There is no need to do a for loop. If you want the 2nd element from your product_sizes.find_all('li'), you simply just need to call that position with product_sizes.find_all('li')[1]

You can do this in fewer lines of code as below, but just to show the logic...

#Get all elements in view_product dl, id='dl_1'
product_sizes = view_product.find('dl', id='dl_1')

# From product_sizes, find all the 'li' tags and choose the 2nd element
product_size = product_sizes.find_all('li')[1]

# Get the text
product_size = product_size.span.text

# print the text
print(product_size)
Jonathan Leffler
  • 730,956
  • 141
  • 904
  • 1,278
chitown88
  • 27,527
  • 4
  • 30
  • 59
0

You probably don't need a loop to achieve what you are looking for.

findall() #It returns a list

You can just do like

product_sizes.find_all('li')

Which returns the list as output then you can slice according to your requirement. For instance, Say 2nd Element then

print(product_sizes.find_all('li')[1].text)

Finally, your code will look like following

product_sizes = view_product.find('dl', id='dl_1')
print(product_sizes.find_all('li')[1].text) #Prints second element.

Output:

36
0

Thanks all for you input. I tried all and get good answer. Seem simple enough. The reason i want this because i want to print it in csv in one row manner and whenever its got error, i want it to leave blank so it give room to other data, as in spreadsheet fashion. But that is different problem for different day. Want to study 1st then later if i still stuck, will ask in new thread(?).
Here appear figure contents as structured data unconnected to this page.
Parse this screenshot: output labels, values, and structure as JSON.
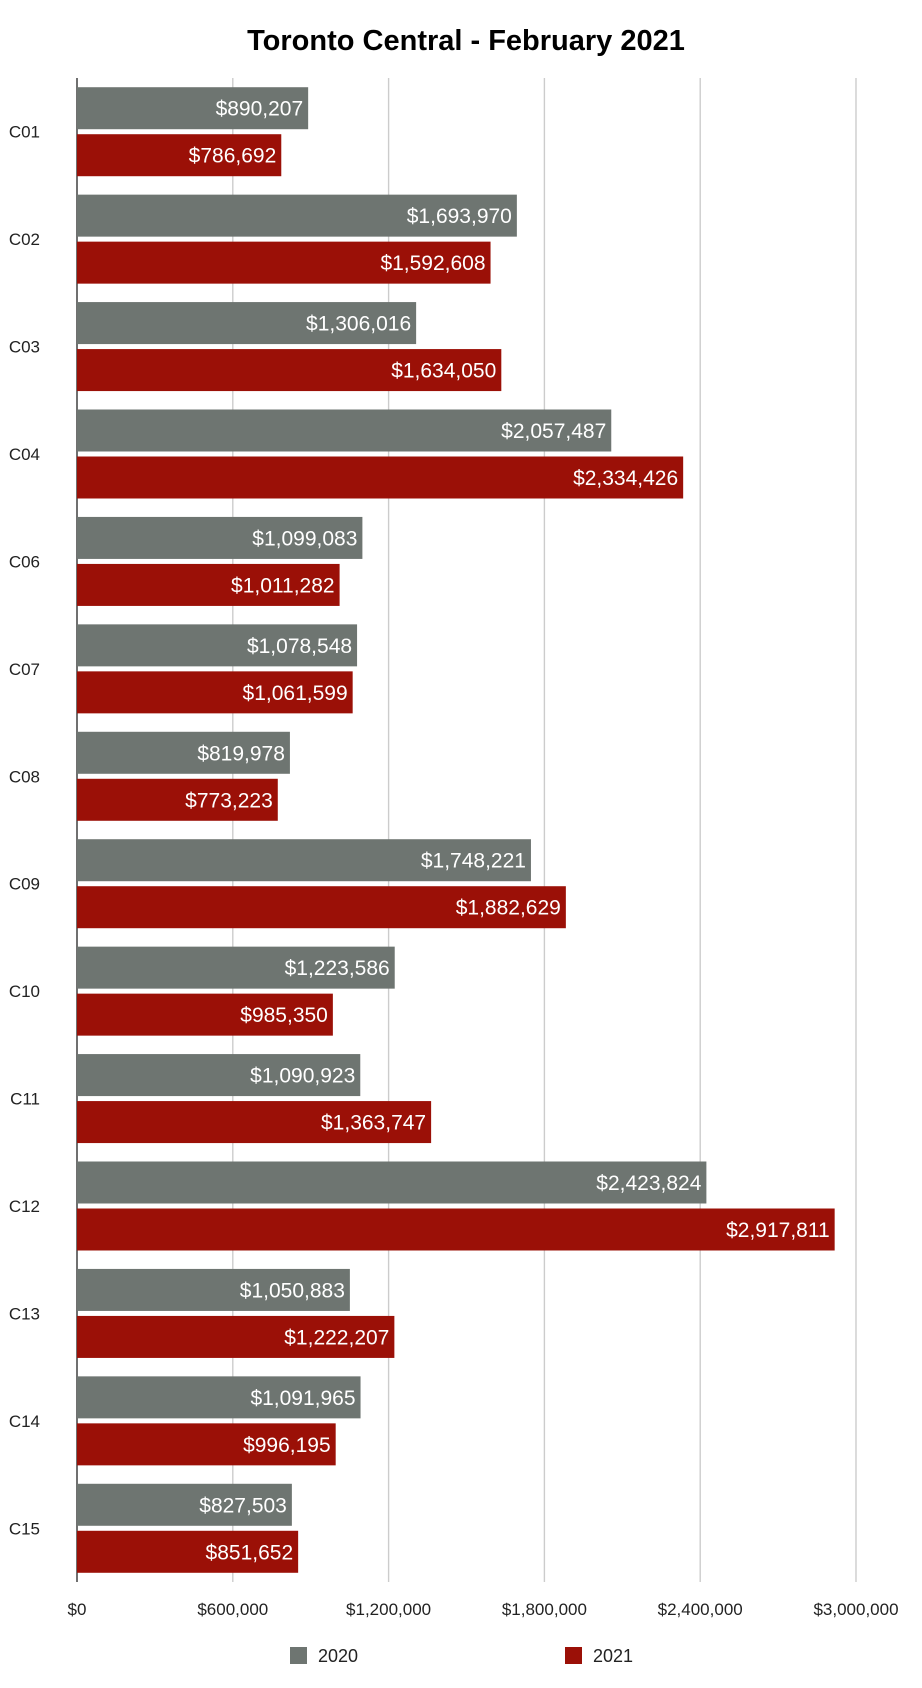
{
  "chart_data": {
    "type": "bar",
    "orientation": "horizontal",
    "title": "Toronto Central - February 2021",
    "xlabel": "",
    "ylabel": "",
    "xlim": [
      0,
      3000000
    ],
    "x_ticks": [
      0,
      600000,
      1200000,
      1800000,
      2400000,
      3000000
    ],
    "x_tick_labels": [
      "$0",
      "$600,000",
      "$1,200,000",
      "$1,800,000",
      "$2,400,000",
      "$3,000,000"
    ],
    "grid": true,
    "legend_position": "bottom",
    "categories": [
      "C01",
      "C02",
      "C03",
      "C04",
      "C06",
      "C07",
      "C08",
      "C09",
      "C10",
      "C11",
      "C12",
      "C13",
      "C14",
      "C15"
    ],
    "series": [
      {
        "name": "2020",
        "color": "#6e7571",
        "values": [
          890207,
          1693970,
          1306016,
          2057487,
          1099083,
          1078548,
          819978,
          1748221,
          1223586,
          1090923,
          2423824,
          1050883,
          1091965,
          827503
        ],
        "labels": [
          "$890,207",
          "$1,693,970",
          "$1,306,016",
          "$2,057,487",
          "$1,099,083",
          "$1,078,548",
          "$819,978",
          "$1,748,221",
          "$1,223,586",
          "$1,090,923",
          "$2,423,824",
          "$1,050,883",
          "$1,091,965",
          "$827,503"
        ]
      },
      {
        "name": "2021",
        "color": "#9b1007",
        "values": [
          786692,
          1592608,
          1634050,
          2334426,
          1011282,
          1061599,
          773223,
          1882629,
          985350,
          1363747,
          2917811,
          1222207,
          996195,
          851652
        ],
        "labels": [
          "$786,692",
          "$1,592,608",
          "$1,634,050",
          "$2,334,426",
          "$1,011,282",
          "$1,061,599",
          "$773,223",
          "$1,882,629",
          "$985,350",
          "$1,363,747",
          "$2,917,811",
          "$1,222,207",
          "$996,195",
          "$851,652"
        ]
      }
    ]
  }
}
Btw, Below is the code i write from the knowledge i gain from every answer you guys give here.

product_sizes = view_product.find('dl', id='dl_1')
product_size01 = product_sizes.find_all('li')[0].text.replace('\r', '').replace('\n', '').replace(" ","")
product_size02 = product_sizes.find_all('li')[1].text.replace('\r', '').replace('\n', '').replace(" ","")
product_size03 = product_sizes.find_all('li')[2].text.replace('\r', '').replace('\n', '').replace(" ","")
product_size04 = product_sizes.find_all('li')[3].text.replace('\r', '').replace('\n', '').replace(" ","")
product_size05 = product_sizes.find_all('li')[4].text.replace('\r', '').replace('\n', '').replace(" ","")
product_size06 = product_sizes.find_all('li')[5].text.replace('\r', '').replace('\n', '').replace(" ","")
product_size07 = product_sizes.find_all('li')[6].text.replace('\r', '').replace('\n', '').replace(" ","")
product_size08 = product_sizes.find_all('li')[7].text.replace('\r', '').replace('\n', '').replace(" ","")
product_size09 = product_sizes.find_all('li')[8].text.replace('\r', '').replace('\n', '').replace(" ","")
product_size10 = product_sizes.find_all('li')[9].text.replace('\r', '').replace('\n', '').replace(" ","")

Thanks you guys for fast answer and awesome community.